NEOPIXEL AS A LED RING LIGHT

HELLO
I WANT TO USE NEOPIXEL LED RING LIGHT , STANDARD MICROPYTHON LIBRARY WILL WORK?

http://docs.micropython.org/en/v1.8.2/esp8266/esp8266/tutorial/neopixel.html

It should work, if it doesn’t let us know and we’ll fix it.

import machine, neopixel

error no module name
kindly help

Regards

Hmm, this seems to be an ESP8266 only library. Should be portable to the M7 however. Please open up a github issue about this so it’s on our todo list.

Is there any news on using the neopixel library with openMV. I still get an unrecognized error.

Try this:

thanks so much excited to try it out

Jan Bednarik’'s ws2812.py does not work on OpenMV firmware V3.6.7, because when the first bit is 1, the SPI sets the MOSI pin high for a while before starting the clock. While this is not an issue for SPI communication, it disrupts the waveform timing required by the WS2812. Padding the buffer with leading zero keeps the MOSI pin low until the first byte of the WS2812 protocol reaches the MOSI pin.
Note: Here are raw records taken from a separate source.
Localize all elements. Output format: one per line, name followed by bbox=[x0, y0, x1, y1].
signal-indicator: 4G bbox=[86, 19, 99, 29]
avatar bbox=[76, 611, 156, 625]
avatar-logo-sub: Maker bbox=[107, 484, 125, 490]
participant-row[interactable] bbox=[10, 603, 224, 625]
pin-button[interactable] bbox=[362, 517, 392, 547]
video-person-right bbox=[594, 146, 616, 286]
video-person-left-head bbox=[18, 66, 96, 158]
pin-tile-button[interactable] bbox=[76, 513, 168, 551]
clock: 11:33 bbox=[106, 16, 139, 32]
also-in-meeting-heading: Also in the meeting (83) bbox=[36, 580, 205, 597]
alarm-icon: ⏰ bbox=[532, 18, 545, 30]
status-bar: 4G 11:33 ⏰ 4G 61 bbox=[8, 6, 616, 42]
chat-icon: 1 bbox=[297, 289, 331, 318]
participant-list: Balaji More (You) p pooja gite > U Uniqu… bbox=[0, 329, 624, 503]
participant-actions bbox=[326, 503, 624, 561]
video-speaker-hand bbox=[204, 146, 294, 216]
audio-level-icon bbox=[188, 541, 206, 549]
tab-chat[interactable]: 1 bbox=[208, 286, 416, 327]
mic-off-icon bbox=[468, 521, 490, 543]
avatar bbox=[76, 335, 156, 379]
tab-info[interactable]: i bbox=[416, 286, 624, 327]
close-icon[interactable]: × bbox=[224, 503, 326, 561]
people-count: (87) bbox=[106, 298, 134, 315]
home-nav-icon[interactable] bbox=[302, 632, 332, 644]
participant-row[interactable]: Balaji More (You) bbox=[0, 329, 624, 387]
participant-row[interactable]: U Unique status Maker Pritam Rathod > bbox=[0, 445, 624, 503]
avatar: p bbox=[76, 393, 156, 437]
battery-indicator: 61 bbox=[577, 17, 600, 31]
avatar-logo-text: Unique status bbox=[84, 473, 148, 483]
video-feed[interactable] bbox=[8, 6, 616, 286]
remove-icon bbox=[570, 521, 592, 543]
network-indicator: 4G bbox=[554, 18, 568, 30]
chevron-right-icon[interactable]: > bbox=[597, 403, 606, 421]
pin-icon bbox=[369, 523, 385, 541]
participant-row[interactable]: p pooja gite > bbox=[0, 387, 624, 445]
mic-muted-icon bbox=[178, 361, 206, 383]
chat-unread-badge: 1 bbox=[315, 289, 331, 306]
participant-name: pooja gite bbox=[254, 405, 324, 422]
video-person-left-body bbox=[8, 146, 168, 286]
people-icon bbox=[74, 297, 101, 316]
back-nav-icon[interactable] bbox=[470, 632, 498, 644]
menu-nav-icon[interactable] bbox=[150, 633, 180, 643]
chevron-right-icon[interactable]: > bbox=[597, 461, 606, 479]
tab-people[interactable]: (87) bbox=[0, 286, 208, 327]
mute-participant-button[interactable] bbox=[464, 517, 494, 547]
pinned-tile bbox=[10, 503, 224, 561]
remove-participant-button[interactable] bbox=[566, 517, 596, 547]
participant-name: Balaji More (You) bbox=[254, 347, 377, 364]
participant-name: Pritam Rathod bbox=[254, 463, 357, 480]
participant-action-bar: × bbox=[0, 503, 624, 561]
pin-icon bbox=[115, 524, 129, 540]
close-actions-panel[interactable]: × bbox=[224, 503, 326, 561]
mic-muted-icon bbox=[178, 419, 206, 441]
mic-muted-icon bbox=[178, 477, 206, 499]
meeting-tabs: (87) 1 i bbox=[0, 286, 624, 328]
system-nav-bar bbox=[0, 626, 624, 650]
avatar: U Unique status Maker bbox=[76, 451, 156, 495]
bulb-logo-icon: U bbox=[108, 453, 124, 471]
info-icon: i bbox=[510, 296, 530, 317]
Although this does not work reliably as the SPI randomly has a spike on MOSI pin before some transmissions that confuses the WS2812.


Also be sure to use filter RC on the Vcc of the neopixel LED (R=150, C - 0.1uF).

We have not changed the behavior of the pyb.SPI driver. That’s how the STM32 hardware SPI works. It’s not a firmware thing. This, this has been an issue with the code posted from day 1 in this case.

When you load data into the SPI peripheral the leading bit is put on the wire before the clock starts.

The random spike you are seeing probably is data getting shifted in… the SPI hardware uses a circular shift register.

Padding with 16 zeros provides the >50us reset time and reduced the glitches from this spurious pulse on the OpenMV SPI MOSI line. However glitches still occur and may be due to the period on the SPI of 1.6us being more than spec of 1.25us spec for the WS2812.


Is there a way to bit-bang a pin in OpenMV to generate pulse widths of sub 1us for the WS2812 protocol?

Yes, use the machine spi module: class SPI – a Serial Peripheral Interface bus protocol (master side) — MicroPython 1.15 documentation

It’s bit banged spi.

Do you have some example code for the bitbanging (software) implementation of SPI?

The WS2812 is a single wire protocol. Can the bitbang SPI be setup to only use one of the OpenMV Pins for MOSI and not tie up 2 other pins for MISO and SCK that will not be used?

Just make the line high and low and use delay_us().

The STM32 has a lot of interrupts however. So, it probably won’t work. The OpenMV Cam has a lot going on. You kinda need to use the hardware features to get any timing control. (You could disable interrupts… but, that would not be a good idea)

Just make the line high and low and use delay_us().

The STM32 has a lot of interrupts however. So, it probably won’t work. The OpenMV Cam has a lot going on. You kinda need to use the hardware features to get any timing control. (You could disable interrupts… but, that would not be a good idea)

There is about 4us of overhead in the pyb.udelay. A 1 us pulse width comes out closer to 4 us (without interrupts). The WS2812 protocol calls for pulse period of 1.25 us.

pyb.udelay(1)
clk_pin.value(1)
pyb.udelay(1)
clk_pin.value(0)
Annotation 2020-08-25 121624.jpg

Let’s just try to get the SPI hardware working like you need:

https://www.st.com/resource/en/reference_manual/dm00314099-stm32h742-stm32h743-753-and-stm32h750-value-line-advanced-arm-based-32-bit-mcus-stmicroelectronics.pdf

See page 2180.

Here’s the SPI code:

To note, on the H7… SPI.receive() is broken in DMA mode. You need to use send_recevive() in DMA mode. Then the receive is perfect. I think SPI.send() works fine in DMA mode. DMA mode should activate automatically as long as the data is longer than 1 byte and interrupts are on (and the data buffer is in a RAM segment DMA can access).

Let me know if you see a reason for the glitch.

Hi guys,

I’ve tried this driver with the Adafruit Neopixel RGB ring (24 LEDs). It works, but the first LED stays green when off. It seems to remain at the intensity of about 50 in the 8-bit intensity range. I can increase the intensity. However, when I set all LEDs to zero, the first one remains on in green.

Initially, I thought it was damaged. I unsoldered it so I ended up with 23 LEDs. Now, the second LED has the exact same issue.

I tried powering the ring with both external 5V (with common GND) and the OpenMV’s 3.3V power supply. The issue persists.

Any ideas?

Our MCU is not good for this because the SPI pheriphal doesn’t handle it well and the processor has a ton of interrupts. We recommend another MCU to control these.